Jack Twist e Ennis Del Mar são dois jovens caubóis que moram em Wyoming. Quando se conhecem, durante um trabalho temporário na montanha Brokeback, no inverno de 1963, logo se apaixonam. Os sentimentos acabam chocando com a sociedade rural, trazendo amargos conflitos aos protagonistas, durante as décadas seguintes.
Hoje logo após o humorístico global, Zorra Total, será exibido pela primeira vez na televisão brasileira o polêmico e premiado, Brokeback Mountain, filme dirigido por Ang Lee, protagonizado pelo já falecido Heath Ledger e ganhador de três prêmios Oscar.

Não faz muito tempo que eu descobri qual era o “Segredo de Brokeback Mountain”, na verdade fazem mais ou menos uma ou no máximo duas semanas que o vi o filme pela primeira vez e para meu desespero dublado!
Falando na bendita dublagem, não sei se esse foi um dos motivos de eu não ter simpatizado de cara com a atuação do indicado ao Oscar, Heath Ledger, com ela o personagem pareceu ser mais bronco e caricato do que já era. Por isso eu acabei gostando mais do Jack. É fato que Jake Gyllenhaal estava muito mais brilhante e naquele ano ele só perdeu o Oscar porque ele concorria com ninguém mais, ninguém menos que George Clooney. Mas também não é justo comparar um ator com o outro, até porque os personagens me dividiram não só pela atuação de seus atores.
Enquanto Ennis era um bronco, medroso, resguardado e apaixonado, Jack que não deixa de ter a última qualidade também tinha a coragem e dava para ser visto que dentro dele não havia o preconceito contra si mesmo, coisa nítida inicialmente no personagem do Heath e que me irritava profundamente.
No inicio o filme cansou, a sua falta de diálogos é uma das minhas principais queixas quanto a ele, às vezes parecia que estava sendo produzido um clipe com aquela música maravilhosamente melosa e as paisagens hostis da montanha.
O filme também não teria válido a pena senão fosse pela impactante e inesperada morte do Jack. Pois após aquilo começa uma nova história, as lamurias de Ennis são de cortar o coração e ver os atos tomados por ele para honrar a morte de seu amado são dignas das melhores produções de drama que esse filme é, e por sinal é somente nesse finalzinho que Heath Ledger me conquista e convence. Aí sim ele estava em plena forma e digno de um Oscar – Oscar que ele ganhou por sinal.

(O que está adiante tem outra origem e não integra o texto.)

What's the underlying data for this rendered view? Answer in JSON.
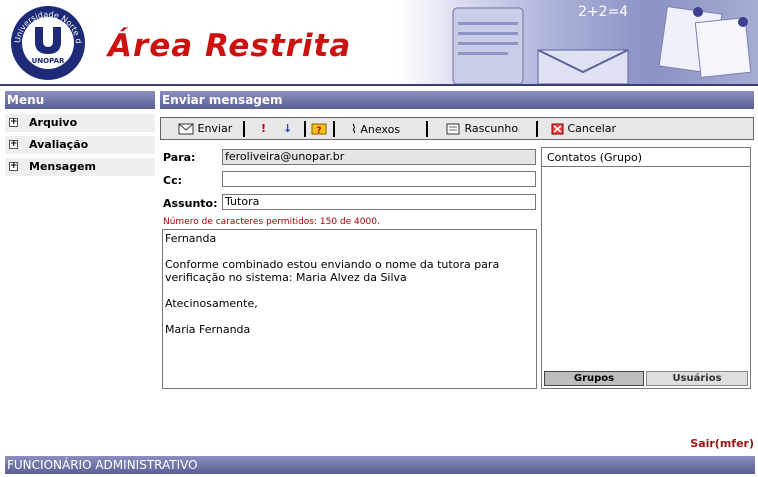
{
  "header": {
    "title": "Área Restrita",
    "logo": {
      "ring_text": "Universidade Norte do Paraná",
      "letter": "U",
      "name": "UNOPAR"
    }
  },
  "sidebar": {
    "title": "Menu",
    "items": [
      {
        "label": "Arquivo",
        "icon": "plus-box-icon"
      },
      {
        "label": "Avaliação",
        "icon": "plus-box-icon"
      },
      {
        "label": "Mensagem",
        "icon": "plus-box-icon"
      }
    ]
  },
  "section": {
    "title": "Enviar mensagem"
  },
  "toolbar": {
    "send_label": "Enviar",
    "attach_label": "Anexos",
    "draft_label": "Rascunho",
    "cancel_label": "Cancelar"
  },
  "form": {
    "to_label": "Para:",
    "to_value": "feroliveira@unopar.br",
    "cc_label": "Cc:",
    "cc_value": "",
    "subject_label": "Assunto:",
    "subject_value": "Tutora",
    "char_count": "Número de caracteres permitidos: 150 de 4000.",
    "body_lines": [
      "Fernanda",
      "",
      "Conforme combinado estou enviando o nome da tutora para",
      "verificação no sistema: Maria Alvez da Silva",
      "",
      "Atecinosamente,",
      "",
      "Maria Fernanda"
    ]
  },
  "contacts": {
    "title": "Contatos (Grupo)",
    "tab_groups": "Grupos",
    "tab_users": "Usuários"
  },
  "logout_label": "Sair(mfer)",
  "footer": {
    "role": "FUNCIONÁRIO ADMINISTRATIVO"
  },
  "colors": {
    "title_red": "#cc1111",
    "bar_purple": "#6a6fa5",
    "warning_red": "#aa0000"
  }
}
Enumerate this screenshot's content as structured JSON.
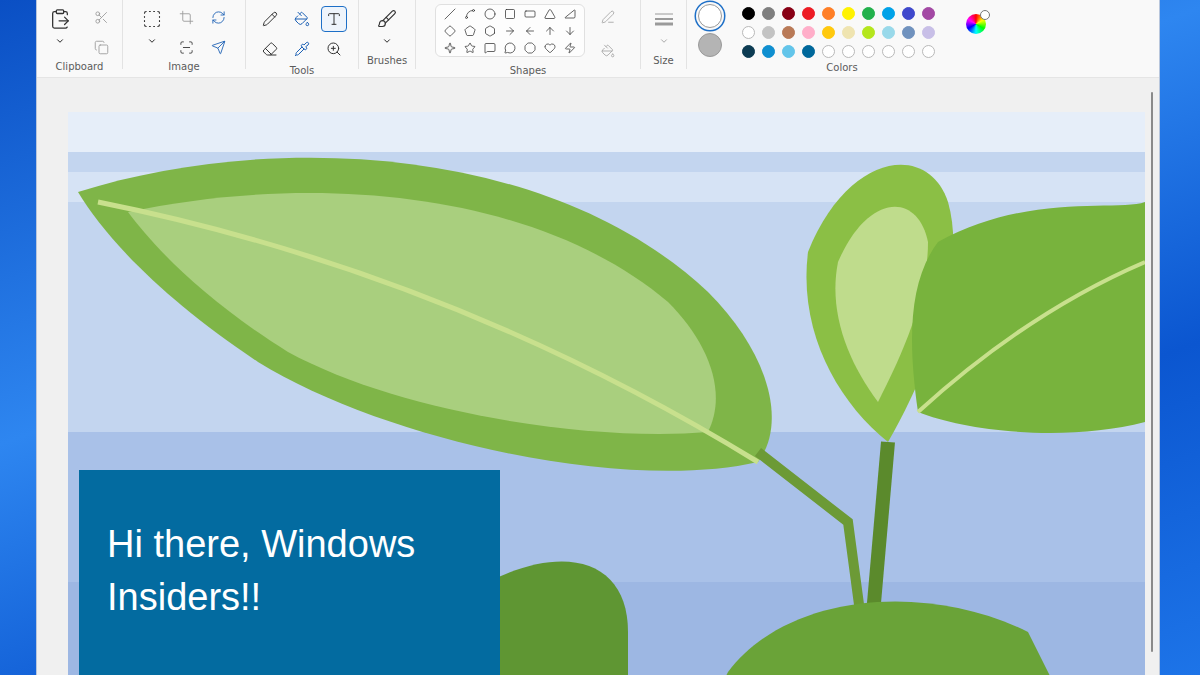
{
  "ribbon": {
    "groups": [
      {
        "label": "Clipboard"
      },
      {
        "label": "Image"
      },
      {
        "label": "Tools"
      },
      {
        "label": "Brushes"
      },
      {
        "label": "Shapes"
      },
      {
        "label": "Size"
      },
      {
        "label": "Colors"
      }
    ]
  },
  "tools": [
    {
      "selected": false
    },
    {
      "selected": false
    },
    {
      "selected": true
    },
    {
      "selected": false
    },
    {
      "selected": false
    },
    {
      "selected": false
    }
  ],
  "colors": {
    "primary": {
      "color": "#ffffff",
      "selected": true
    },
    "secondary": {
      "color": "#b4b4b4",
      "selected": false
    },
    "palette": [
      {
        "color": "#000000",
        "empty": false
      },
      {
        "color": "#7f7f7f",
        "empty": false
      },
      {
        "color": "#880015",
        "empty": false
      },
      {
        "color": "#ed1c24",
        "empty": false
      },
      {
        "color": "#ff7f27",
        "empty": false
      },
      {
        "color": "#fff200",
        "empty": false
      },
      {
        "color": "#22b14c",
        "empty": false
      },
      {
        "color": "#00a2e8",
        "empty": false
      },
      {
        "color": "#3f48cc",
        "empty": false
      },
      {
        "color": "#a349a4",
        "empty": false
      },
      {
        "color": "#ffffff",
        "empty": false
      },
      {
        "color": "#c3c3c3",
        "empty": false
      },
      {
        "color": "#b97a57",
        "empty": false
      },
      {
        "color": "#ffaec9",
        "empty": false
      },
      {
        "color": "#ffc90e",
        "empty": false
      },
      {
        "color": "#efe4b0",
        "empty": false
      },
      {
        "color": "#b5e61d",
        "empty": false
      },
      {
        "color": "#99d9ea",
        "empty": false
      },
      {
        "color": "#7092be",
        "empty": false
      },
      {
        "color": "#c8bfe7",
        "empty": false
      },
      {
        "color": "#0c3b52",
        "empty": false
      },
      {
        "color": "#0f8fd0",
        "empty": false
      },
      {
        "color": "#63c5ea",
        "empty": false
      },
      {
        "color": "#00689b",
        "empty": false
      },
      {
        "color": "#ffffff",
        "empty": true
      },
      {
        "color": "#ffffff",
        "empty": true
      },
      {
        "color": "#ffffff",
        "empty": true
      },
      {
        "color": "#ffffff",
        "empty": true
      },
      {
        "color": "#ffffff",
        "empty": true
      },
      {
        "color": "#ffffff",
        "empty": true
      }
    ]
  },
  "canvas": {
    "text_box": {
      "lines": [
        "Hi there, Windows",
        "Insiders!!"
      ]
    }
  }
}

Já quando se fala das atrizes da produção, a minha queridinha Anne Hathaway estava tão apagada e a atriz Michelle Williams, que interpretou a mulher do Ennis, provavelmente desempenhou o melhor papel de sua carreira.
Entre as melhores cenas do filme posso seguramente destacar a briga entre Ennis e sua mulher, onde ela revela que sabia sobre a relação de seu marido com Jack e também que certa ela vez colocou um bilhete em sua caixa de pesca qual permaneceu intocado. Já a outra cena que para mim é a mais emocionante do filme foi o reencontro após quatro anos entre beijos e abraços de Jack e Ennis, uma das melhores e mais marcantes cenas de amor da minha vida.
O que fica no final do filme é aquela linda e batida mensagem que diz que você não deve deixar de viver por sentir medo que cada momento é importante quando você ama e quando existe amor verdadeiro nenhuma batalha deve deixar de ser travada. E nada melhor para deixar isso claro do que a última cena do filme. Ennis morando num trailer em Brokeback guardando como símbolo de seu amor, uma camisa marcada pelo sangue de uma briga entre ele e Jack.
“O Segredo de Brokeback Mountain” é um filme para emocionar, chocar e marcar. Ninguém que assiste ao filme deixa de mudar sua opinião e seus valores sobre o amor.